Sometimes, my wife and I valiantly try to keep them awake. Other times, though, we let them slump in their car seats and catch a few winks.
I never imagined it could be dangerous. But a report out of Aledo, Texas, shows that having an infant snooze in a car seat is anything but safe.
Lisa Smith was like most busy moms, simultaneously trying to raise a family and hold down a job. Fortunately, she had a babysitter who she trusted.
Every day she would leave her little toddler, Mia, in the sitter’s care, always without issue.
But when Mia was about 18 months old, Smith got a terrible call. There was something wrong with her baby.
“I got a call while I was at work,” she told WFAA. “Worst call I’ve ever had in my life.”
“‘Drop everything. Mia didn’t wake up from her nap.’”
The babysitter had done something that seems quite normal to most of us: She put Mia down for a nap in her car seat.
According to Fox News, Mia must’ve slumped down in the seat while she slept. That slumped position likely cut off her airway and led to suffocation.
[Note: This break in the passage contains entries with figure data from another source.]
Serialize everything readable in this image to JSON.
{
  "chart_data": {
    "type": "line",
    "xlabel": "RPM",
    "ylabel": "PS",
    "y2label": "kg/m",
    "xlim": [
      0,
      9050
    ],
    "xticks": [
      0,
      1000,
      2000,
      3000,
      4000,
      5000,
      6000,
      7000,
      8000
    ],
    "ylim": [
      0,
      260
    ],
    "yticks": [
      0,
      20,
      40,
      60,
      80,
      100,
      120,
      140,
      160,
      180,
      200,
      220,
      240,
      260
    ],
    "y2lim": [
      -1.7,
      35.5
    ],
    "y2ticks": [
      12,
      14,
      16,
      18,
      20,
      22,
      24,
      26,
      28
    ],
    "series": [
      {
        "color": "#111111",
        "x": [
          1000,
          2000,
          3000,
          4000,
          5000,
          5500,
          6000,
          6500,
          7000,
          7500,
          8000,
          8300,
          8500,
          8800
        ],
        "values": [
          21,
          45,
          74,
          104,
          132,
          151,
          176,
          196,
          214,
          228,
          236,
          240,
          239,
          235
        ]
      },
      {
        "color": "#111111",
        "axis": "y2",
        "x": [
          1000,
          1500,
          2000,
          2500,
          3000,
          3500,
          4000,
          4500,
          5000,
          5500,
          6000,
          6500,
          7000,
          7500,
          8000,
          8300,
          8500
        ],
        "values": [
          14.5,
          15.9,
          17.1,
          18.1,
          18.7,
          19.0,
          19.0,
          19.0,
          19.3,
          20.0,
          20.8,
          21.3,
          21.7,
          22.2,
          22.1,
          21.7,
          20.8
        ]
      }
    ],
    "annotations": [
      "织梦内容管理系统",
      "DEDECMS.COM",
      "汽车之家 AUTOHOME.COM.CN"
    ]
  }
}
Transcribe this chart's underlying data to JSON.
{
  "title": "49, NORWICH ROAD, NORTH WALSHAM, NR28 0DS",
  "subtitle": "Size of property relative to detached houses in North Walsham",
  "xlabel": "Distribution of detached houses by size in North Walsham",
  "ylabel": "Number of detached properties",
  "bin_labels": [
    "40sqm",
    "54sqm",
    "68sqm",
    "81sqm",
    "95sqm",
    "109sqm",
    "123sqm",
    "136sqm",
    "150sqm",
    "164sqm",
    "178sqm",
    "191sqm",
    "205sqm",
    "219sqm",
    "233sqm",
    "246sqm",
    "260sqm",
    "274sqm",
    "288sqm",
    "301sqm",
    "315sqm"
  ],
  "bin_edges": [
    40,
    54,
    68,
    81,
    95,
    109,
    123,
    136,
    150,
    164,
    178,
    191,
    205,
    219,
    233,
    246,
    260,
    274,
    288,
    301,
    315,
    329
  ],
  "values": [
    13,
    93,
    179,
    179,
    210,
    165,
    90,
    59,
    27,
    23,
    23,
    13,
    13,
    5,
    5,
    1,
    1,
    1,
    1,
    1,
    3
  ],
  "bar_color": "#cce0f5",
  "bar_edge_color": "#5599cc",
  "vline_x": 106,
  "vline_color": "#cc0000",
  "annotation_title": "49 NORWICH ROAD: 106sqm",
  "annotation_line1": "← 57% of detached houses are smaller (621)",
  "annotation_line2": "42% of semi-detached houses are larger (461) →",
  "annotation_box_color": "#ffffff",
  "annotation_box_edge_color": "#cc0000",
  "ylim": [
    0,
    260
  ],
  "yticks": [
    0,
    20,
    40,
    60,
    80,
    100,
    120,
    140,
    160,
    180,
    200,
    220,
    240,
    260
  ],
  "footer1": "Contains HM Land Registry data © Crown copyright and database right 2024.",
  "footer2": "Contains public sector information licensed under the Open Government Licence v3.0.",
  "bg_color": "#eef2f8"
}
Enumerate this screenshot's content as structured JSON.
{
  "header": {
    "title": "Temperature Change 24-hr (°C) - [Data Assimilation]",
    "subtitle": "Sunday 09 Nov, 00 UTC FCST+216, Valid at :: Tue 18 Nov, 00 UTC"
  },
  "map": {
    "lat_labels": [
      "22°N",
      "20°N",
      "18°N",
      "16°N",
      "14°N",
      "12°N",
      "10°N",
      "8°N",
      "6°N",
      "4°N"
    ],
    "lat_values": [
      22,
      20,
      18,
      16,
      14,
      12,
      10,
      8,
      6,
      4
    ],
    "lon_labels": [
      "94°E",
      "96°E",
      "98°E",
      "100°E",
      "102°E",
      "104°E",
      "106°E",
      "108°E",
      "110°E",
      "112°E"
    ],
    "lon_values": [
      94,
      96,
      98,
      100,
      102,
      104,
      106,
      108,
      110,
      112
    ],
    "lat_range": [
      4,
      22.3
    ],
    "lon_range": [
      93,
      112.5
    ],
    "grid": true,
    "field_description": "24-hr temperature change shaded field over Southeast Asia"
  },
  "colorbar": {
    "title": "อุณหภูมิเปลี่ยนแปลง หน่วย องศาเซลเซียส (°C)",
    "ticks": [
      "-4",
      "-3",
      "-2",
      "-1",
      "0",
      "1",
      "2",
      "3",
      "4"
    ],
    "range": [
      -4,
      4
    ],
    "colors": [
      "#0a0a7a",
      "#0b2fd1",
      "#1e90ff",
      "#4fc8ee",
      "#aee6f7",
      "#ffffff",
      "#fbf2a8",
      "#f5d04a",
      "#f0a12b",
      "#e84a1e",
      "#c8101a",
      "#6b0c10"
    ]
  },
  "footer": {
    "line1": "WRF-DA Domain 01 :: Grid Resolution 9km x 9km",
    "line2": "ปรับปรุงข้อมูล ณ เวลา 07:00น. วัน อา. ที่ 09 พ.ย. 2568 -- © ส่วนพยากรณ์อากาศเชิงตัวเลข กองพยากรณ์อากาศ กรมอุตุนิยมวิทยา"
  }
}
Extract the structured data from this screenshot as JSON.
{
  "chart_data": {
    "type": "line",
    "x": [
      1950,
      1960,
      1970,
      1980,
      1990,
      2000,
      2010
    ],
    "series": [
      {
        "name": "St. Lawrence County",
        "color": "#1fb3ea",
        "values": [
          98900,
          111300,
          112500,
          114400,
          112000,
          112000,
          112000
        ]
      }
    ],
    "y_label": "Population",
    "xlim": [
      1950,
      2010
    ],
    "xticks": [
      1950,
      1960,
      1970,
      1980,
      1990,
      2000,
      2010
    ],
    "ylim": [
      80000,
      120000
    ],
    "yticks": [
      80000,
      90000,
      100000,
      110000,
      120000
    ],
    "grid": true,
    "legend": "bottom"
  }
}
“There’s nothing about the car seat that’s designed to sleep,” said Sharon Evans, a coordinator for trauma prevention at Cook Children’s Hospital in Fort Worth, Texas.
A New York-based children’s agency agreed.
“Because babies don’t lie flat in car seats, they can suffocate when their heads (which are very heavy compared to the rest of their bodies), tip forward, blocking their airway,” said the New York City Administration for Children’s Services. “These products are not made for babies to sleep in and are dangerous because babies are not sleeping flat on their backs.”
Even medical literature has precautioned not to allow little ones to nod off in their car seats.
“It is undisputed that car seats save lives. Like any other consumer item, however, they are only safe when used as directed,” read an article in the July 2015 issue of The Journal of Pediatrics.
Examining data from the Consumer Product Safety Commission, the article identified 47 children under the age of 2 who passed away while sleeping in a car seat. More than half of them weren’t in a car at the time.
Heartbroken, Smith hopes that other people will learn from her horrible experience.
“(Mia) was our first born, our only child, and she didn’t deserve what happened to her,” she said. “But other families don’t deserve this to happen to them either.”